L'été n'aura pas été profitable aux dirigeants de PME. Interrogés par Ipsos dans le cadre du baromètre de conjoncture La Tribune-LCL, ces derniers ont le moral dans les chaussettes. L'indice synthétique mesurant leur degré de confiance a fait une chute de 12 points en septembre pour atteindre un plancher inédit depuis la création de ce baromètre en 1992. A 84 unités, il se situe 16 points en dessous de sa moyenne de longue période.

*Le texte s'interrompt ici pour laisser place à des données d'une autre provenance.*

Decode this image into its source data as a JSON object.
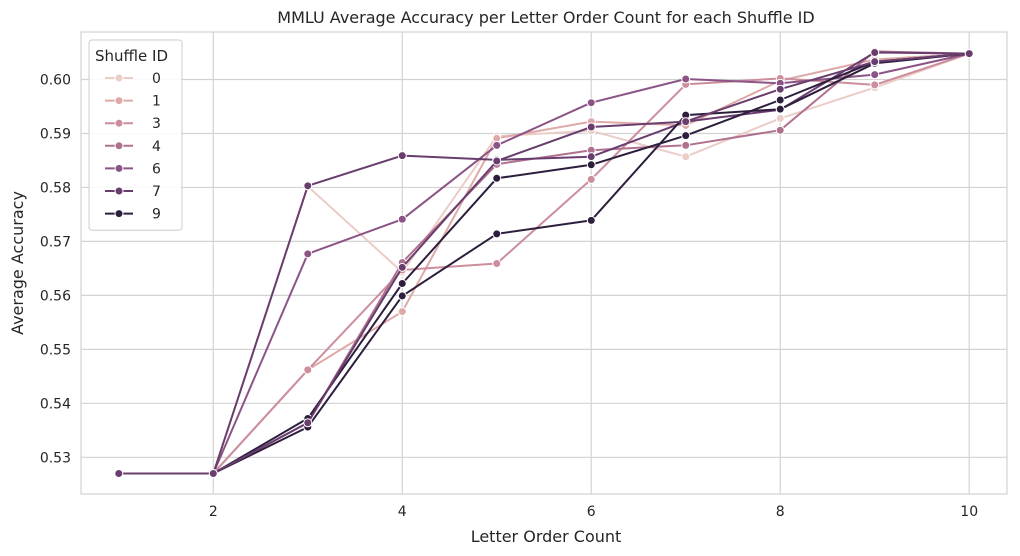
{
  "chart_data": {
    "type": "line",
    "title": "MMLU Average Accuracy per Letter Order Count for each Shuffle ID",
    "xlabel": "Letter Order Count",
    "ylabel": "Average Accuracy",
    "xlim": [
      0.6,
      10.4
    ],
    "ylim": [
      0.5232,
      0.6088
    ],
    "xticks": [
      2,
      4,
      6,
      8,
      10
    ],
    "yticks": [
      0.53,
      0.54,
      0.55,
      0.56,
      0.57,
      0.58,
      0.59,
      0.6
    ],
    "ytick_labels": [
      "0.53",
      "0.54",
      "0.55",
      "0.56",
      "0.57",
      "0.58",
      "0.59",
      "0.60"
    ],
    "grid": true,
    "legend": {
      "title": "Shuffle ID",
      "position": "top-left"
    },
    "x": [
      1,
      2,
      3,
      4,
      5,
      6,
      7,
      8,
      9,
      10
    ],
    "series": [
      {
        "name": "0",
        "color": "#ebcdc8",
        "values": [
          0.527,
          0.527,
          0.5802,
          0.5643,
          0.5895,
          0.5905,
          0.5857,
          0.5928,
          0.5985,
          0.6048
        ]
      },
      {
        "name": "1",
        "color": "#deaaa9",
        "values": [
          0.527,
          0.527,
          0.5462,
          0.557,
          0.5891,
          0.5922,
          0.5915,
          0.5998,
          0.6037,
          0.6048
        ]
      },
      {
        "name": "3",
        "color": "#cc8e9c",
        "values": [
          0.527,
          0.527,
          0.5462,
          0.5647,
          0.5659,
          0.5815,
          0.5991,
          0.6002,
          0.599,
          0.6048
        ]
      },
      {
        "name": "4",
        "color": "#b0718f",
        "values": [
          0.527,
          0.527,
          0.5364,
          0.5661,
          0.5843,
          0.5869,
          0.5878,
          0.5906,
          0.6052,
          0.6048
        ]
      },
      {
        "name": "6",
        "color": "#8c5486",
        "values": [
          0.527,
          0.527,
          0.5677,
          0.5741,
          0.5878,
          0.5957,
          0.6001,
          0.5993,
          0.6009,
          0.6048
        ]
      },
      {
        "name": "7",
        "color": "#693d6e",
        "values": [
          0.527,
          0.527,
          0.5803,
          0.5859,
          0.5851,
          0.5857,
          0.5922,
          0.5944,
          0.605,
          0.6048
        ]
      },
      {
        "name": "9",
        "color": "#2d1e3e",
        "values": [
          0.527,
          0.527,
          0.5356,
          0.5599,
          0.5714,
          0.5739,
          0.5934,
          0.5945,
          0.603,
          0.6048
        ]
      },
      {
        "color": "#2d1e3e",
        "values": [
          0.527,
          0.527,
          0.5372,
          0.5622,
          0.5817,
          0.5842,
          0.5896,
          0.5962,
          0.6033,
          0.6048
        ]
      },
      {
        "color": "#693d6e",
        "values": [
          0.527,
          0.527,
          0.5364,
          0.5652,
          0.5849,
          0.5912,
          0.5922,
          0.5982,
          0.6033,
          0.6048
        ]
      }
    ]
  }
}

Le gouvernement n'arrive pas à convaincre

Les efforts, ou les initiatives du gouvernement sont particulièrement décriés par les entrepreneurs. Interrogés par La Tribune, 54% des entrepreneurs ne prévoient pas d'utiliser les contrats de génération dont l'objectif est d'assurer la transmission des savoir-faire entre les générations au sein des entreprises, et donc de stimuler l'emploi des jeunes. En revanche, interrogés par les internautes de La Tribune sur leurs solutions pour réduire le taux de chômage, 80% d'entre eux suggèrent de réduire les charges sociales.

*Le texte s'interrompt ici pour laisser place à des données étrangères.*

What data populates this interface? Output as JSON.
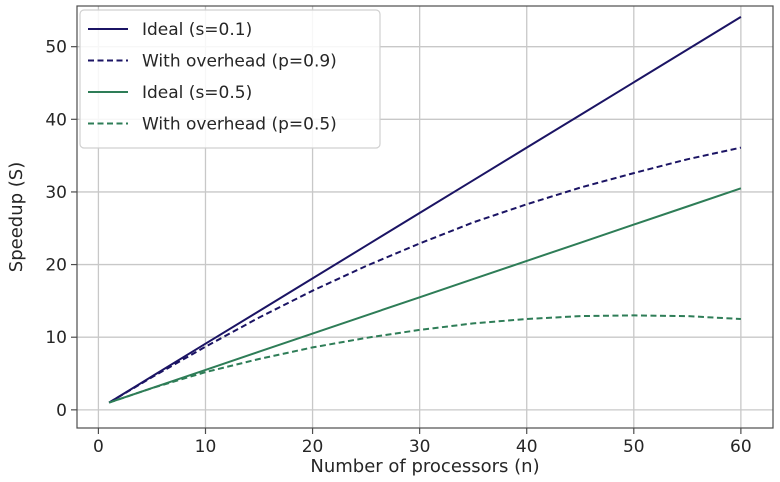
{
  "chart_data": {
    "type": "line",
    "title": "",
    "xlabel": "Number of processors (n)",
    "ylabel": "Speedup (S)",
    "xlim": [
      -2,
      63
    ],
    "ylim": [
      -2.5,
      55.6
    ],
    "xticks": [
      0,
      10,
      20,
      30,
      40,
      50,
      60
    ],
    "yticks": [
      0,
      10,
      20,
      30,
      40,
      50
    ],
    "grid": true,
    "legend_position": "top-left",
    "series": [
      {
        "name": "Ideal (s=0.1)",
        "color": "#1b1464",
        "style": "solid",
        "x": [
          1,
          5,
          10,
          15,
          20,
          25,
          30,
          35,
          40,
          45,
          50,
          55,
          60
        ],
        "y": [
          1.0,
          4.6,
          9.1,
          13.6,
          18.1,
          22.6,
          27.1,
          31.6,
          36.1,
          40.6,
          45.1,
          49.6,
          54.1
        ]
      },
      {
        "name": "With overhead (p=0.9)",
        "color": "#1b1464",
        "style": "dashed",
        "x": [
          1,
          5,
          10,
          15,
          20,
          25,
          30,
          35,
          40,
          45,
          50,
          55,
          60
        ],
        "y": [
          1.0,
          4.5,
          8.7,
          12.7,
          16.4,
          19.8,
          22.9,
          25.8,
          28.3,
          30.6,
          32.6,
          34.5,
          36.1
        ]
      },
      {
        "name": "Ideal (s=0.5)",
        "color": "#2e7d57",
        "style": "solid",
        "x": [
          1,
          5,
          10,
          15,
          20,
          25,
          30,
          35,
          40,
          45,
          50,
          55,
          60
        ],
        "y": [
          1.0,
          3.0,
          5.5,
          8.0,
          10.5,
          13.0,
          15.5,
          18.0,
          20.5,
          23.0,
          25.5,
          28.0,
          30.5
        ]
      },
      {
        "name": "With overhead (p=0.5)",
        "color": "#2e7d57",
        "style": "dashed",
        "x": [
          1,
          5,
          10,
          15,
          20,
          25,
          30,
          35,
          40,
          45,
          50,
          55,
          60
        ],
        "y": [
          1.0,
          3.0,
          5.2,
          7.0,
          8.6,
          9.9,
          11.0,
          11.9,
          12.5,
          12.9,
          13.0,
          12.9,
          12.5
        ]
      }
    ]
  }
}
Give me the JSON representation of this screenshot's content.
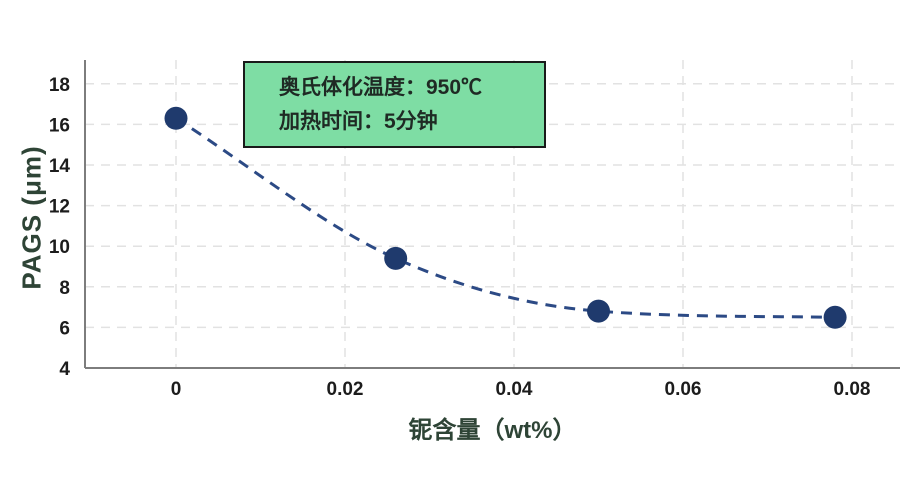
{
  "chart_data": {
    "type": "scatter",
    "title": "",
    "xlabel": "铌含量（wt%）",
    "ylabel": "PAGS (μm)",
    "xlim": [
      -0.0108,
      0.0857
    ],
    "ylim": [
      4,
      19.2
    ],
    "grid": "dashed-both",
    "legend_position": "none",
    "xticks": [
      0,
      0.02,
      0.04,
      0.06,
      0.08
    ],
    "yticks": [
      4,
      6,
      8,
      10,
      12,
      14,
      16,
      18
    ],
    "series": [
      {
        "name": "PAGS-vs-Nb",
        "style": "dashed-line-with-markers",
        "x": [
          0,
          0.026,
          0.05,
          0.078
        ],
        "y": [
          16.3,
          9.4,
          6.8,
          6.5
        ]
      }
    ]
  },
  "annotation": {
    "line1": "奥氏体化温度：950℃",
    "line2": "加热时间：5分钟",
    "background": "#7edda4",
    "border": "#1a1a1a",
    "text_color": "#1f2a24"
  },
  "colors": {
    "marker": "#1f3a6d",
    "line": "#2c4a85",
    "grid": "#e2e2e2",
    "axis": "#7d7d7d",
    "tick_text": "#1c1c1c",
    "axis_title": "#2e4436"
  }
}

Le FSI Régions, un ovni pour 80% des entrepreneurs

Plus grave, certaines initiatives sont méconnues. Ainsi, 81% des chefs d'entreprises admettent ne pas connaître le FSI Régions, dont le lancement date depuis plus d'un an. Le précédent gouvernement avait pourtant mis en place cette nouvelle structure, émanation régionale du Fonds stratégique d'investissement (FSI) pour favoriser le soutien financier public de l'Etat dans les territoires. On peut espérer que la prochaine initiative de l'exécutif dans ce domaine, la Banque publique d'investissement, verra sa notoriété grandir plus rapidement.

« Les efforts du gouvernement en matière d'aides aux entreprises sont évalués depuis vingt ans. Le résultat est sans appel : 129 points en avril, 114 en mai, 88 aujourd'hui. C'est la valeur la plus faible depuis la création du baromètre. C'est peu dire que le nouveau président et son gouvernement ne convainquent pas les patrons de PME. Même si l'on peut y voir des positions de principe idéologiques, jamais les gouvernements de gauche n'avaient atteints de telles profondeurs. Le dernier record date de janvier 93, l'indice affichait 90, sous Bérégovoy... », observe Yves Fradier, directeur de clientèle chez Ipsos. Comment expliquer cette défiance, sachant que la loi de finances rectificative votée cet été a plutôt épargnée les PME ? La crainte d'un alourdissement prochain de la fiscalité ? Peut-être.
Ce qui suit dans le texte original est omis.